К Шекспиру Лев Николаевич вообще относится без увлечения <…>. Он никогда не цитирует его и не подкрепляет свою речь крылатыми мыслями, которыми так богат Шекспир. Между тем, например, из Гете Лев Николаевич довольно часто приводит по-немецки различные стихотворные отрывки, хотя в то же время и не принадлежит к его горячим почитателям, вполне разделяя мнение Гейне, что Гете великий человек в шелковом сюртуке. Однажды он более определенно отозвался о Гете и сказал, что Гете представляет собою редкий образец величайшего художника, но без того особенного икса, который придает незаменимое достоинство писателю. С произведениями Гейне Лев Николаевич познакомился настоящим образом только в последнее время и очень увлекался ими. В самой горячей беседе он иногда останавливался и, поднявши голову, мастерски прочитывал по-немецки какое-нибудь стихотворение Гейне, относящееся к беседе. Особенно нравится ему стихотворение «Lass die frommen Hypotesen…»[14].
Шиллера Льву Николаевичу тоже пришлось за последнее время реставрировать в своей памяти. Из Шиллера больше всего нравятся ему «Разбойники» своим молодым, горячим языком[15].
— «Дон Карлос» уже не то, — говорил он. — Главное же в «Дон Карлосе» меня отталкивает то, чего я никогда терпеть не мог, это — исключительность положений. По-моему, это все равно, что брать героями сиамских близнецов.
С Берне Лев Николаевич до последнего времени вовсе не был знаком и с большим удовольствием прочитал недавно некоторые из его статей <…>.
О Викторе Гюго Лев Николаевич очень высокого мнения.
144
— Редко, очень редко в одном человеке, — как-то сказал он, — сочетается такой талант с такой силой чувства и духа, как у Виктора Гюго[16].
Но больше всех имел влияние на его духовный уклад Ж.-Ж. Руссо.

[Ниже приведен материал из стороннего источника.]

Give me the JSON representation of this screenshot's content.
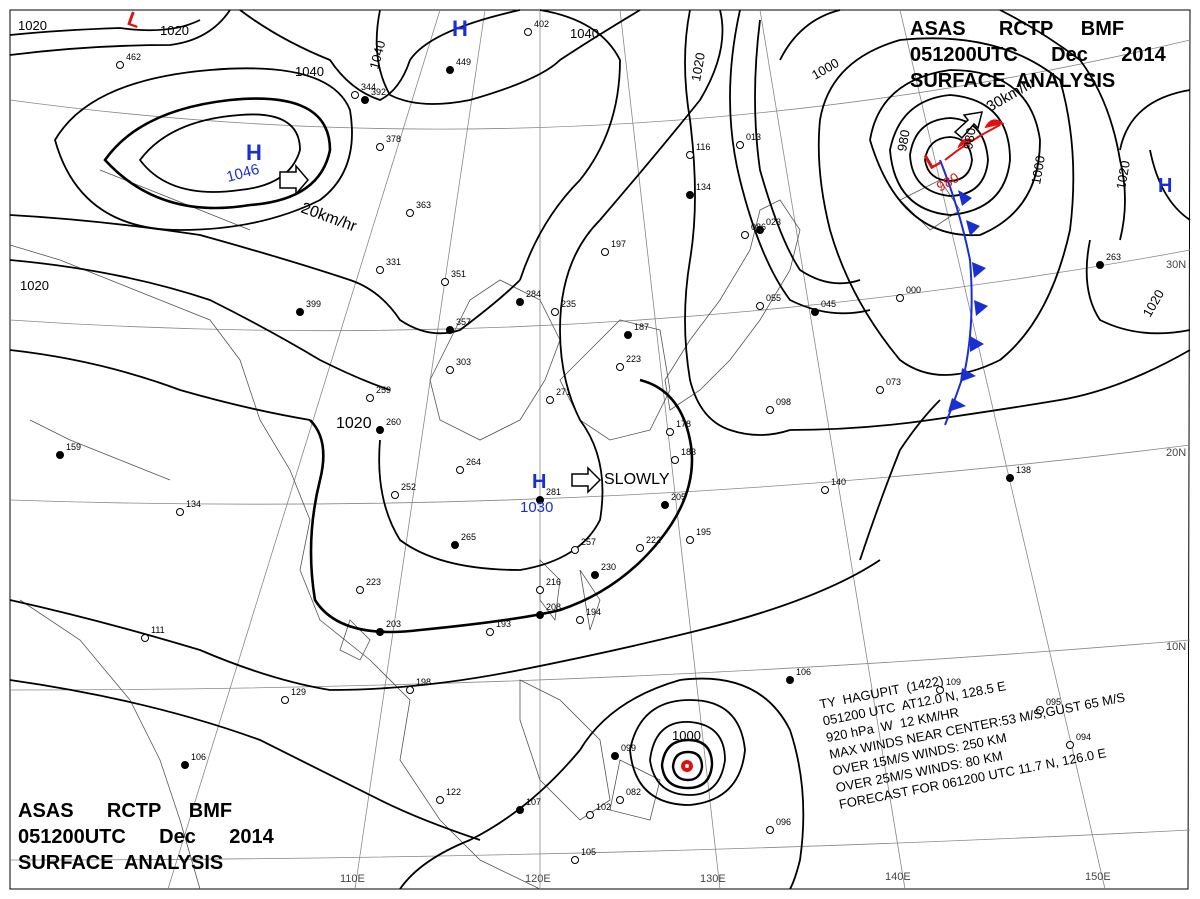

— Я так боготворил Руссо, — сказал однажды Лев Николаевич, — что одно время хотел вставить его портрет в медальон и носить на груди вместе с иконкой <…>[17].
Из русских писателей на Л. Н. Толстого имел наибольшее влияние Лермонтов[18]. Он до сих пор горячо относится к нему, дорожа в нем тем свойством, которое он называет исканием. Без этого свойства Лев Николаевич считает талант писателя неполным и как бы с изъяном. Роль писателя, по его мнению, должна включать в себя два обязательных свойства: художественный талант и разум, то есть ту очищенную сторону ума, которая способна проникать в сущность явлений и давать высшую для своего времени точку миропонимания.
Из русских современников Л. Толстого имел некоторое влияние на его литературную формацию Д. Григорович.
Не считая Григоровича крупным художником, Лев Николаевич признает, однако, за ним значительные заслуги как за изобразителем народной жизни[19].